We need to learn to maneuver between carefully preserving events and names and picking at the open wounds of relatives with red-hot iron. Between documenting crimes and savoring someone else’s grief. Because, of course, the world must know. Of course, we must know. But definitely not at the expense of those who have already given us and the world the most precious thing they had. Because their fallen children, wives, husbands, parents, brothers and sisters owe us nothing more. They are not symbols, news headlines, street names, monuments or memes. They are people first and foremost. And they deserve not only to be remembered but also to be respected. As do those who remained in the eternal hell of loss.

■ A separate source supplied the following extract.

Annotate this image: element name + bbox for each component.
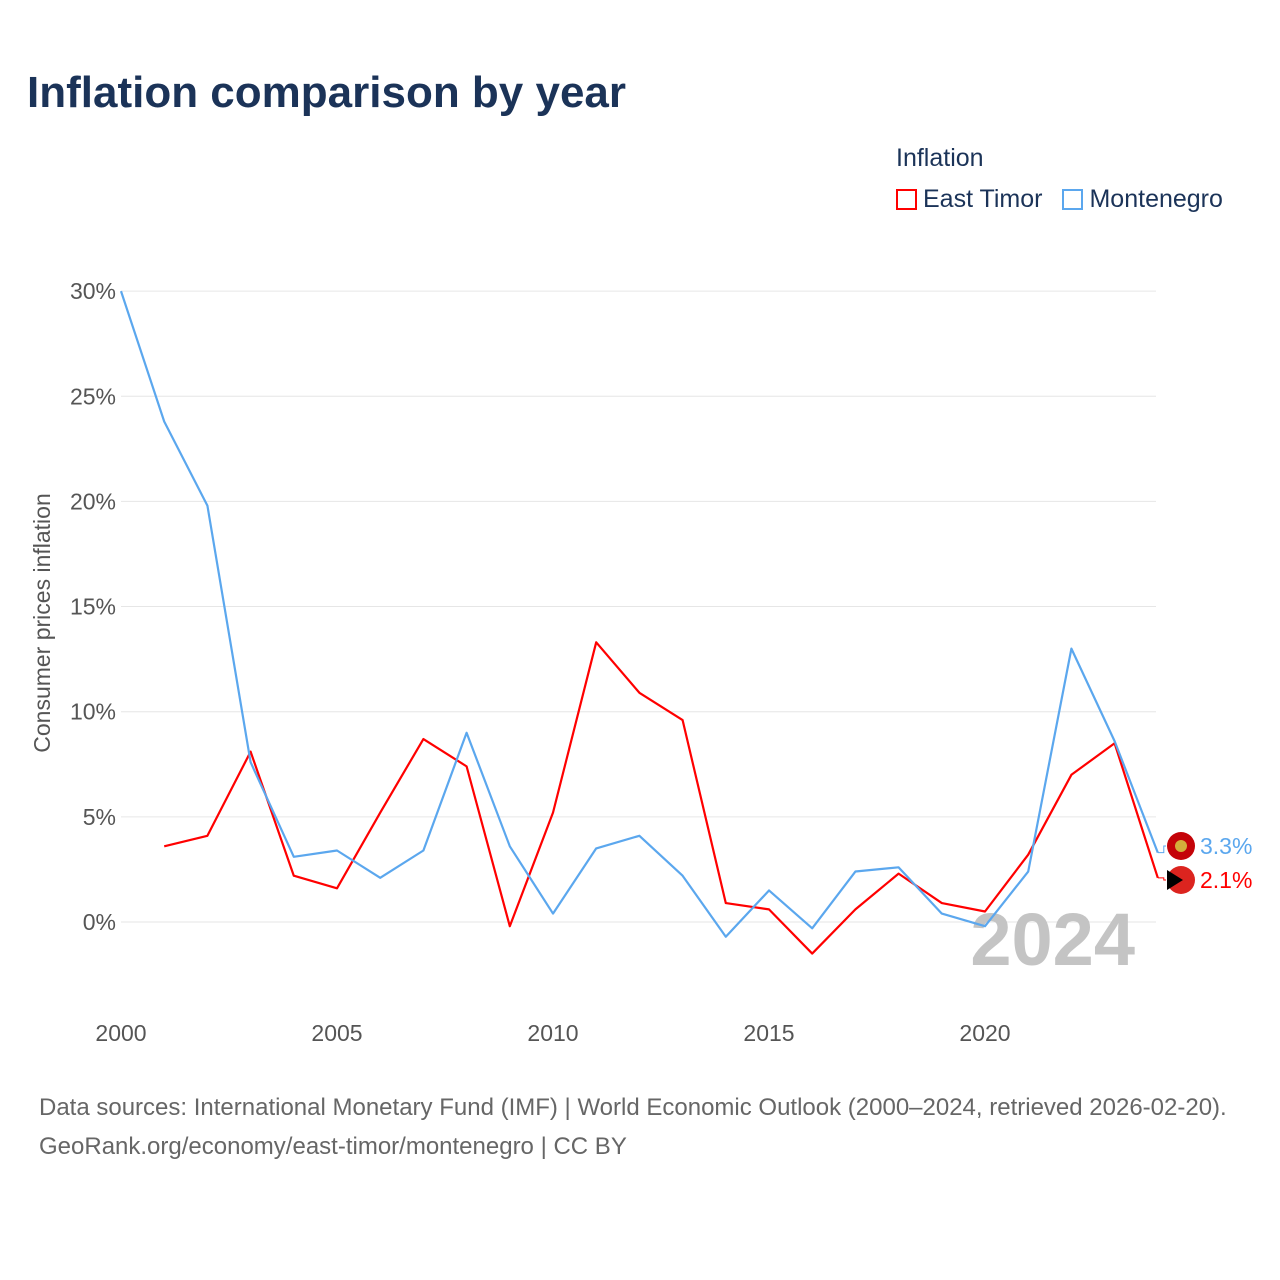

The world must know. And the next generations must know. This is not about information isolation, not about “let’s pretend it doesn't exist.” It is about humanity, tact and respect. It is about the ability to restrain oneself in time and put one’s valuable opinion in the same place as the May 2022 barbecue and 2023 coffee in Crimea. One day we will have May barbecues, coffees in Crimea and a museum of occupation in Donetsk. But it would be good not only to live to see that time but also to remain human. Human beings. People who keep the memory of heroes alive and not try to “stand by” them at all costs through loud statements or occasional conflicts on the Internet.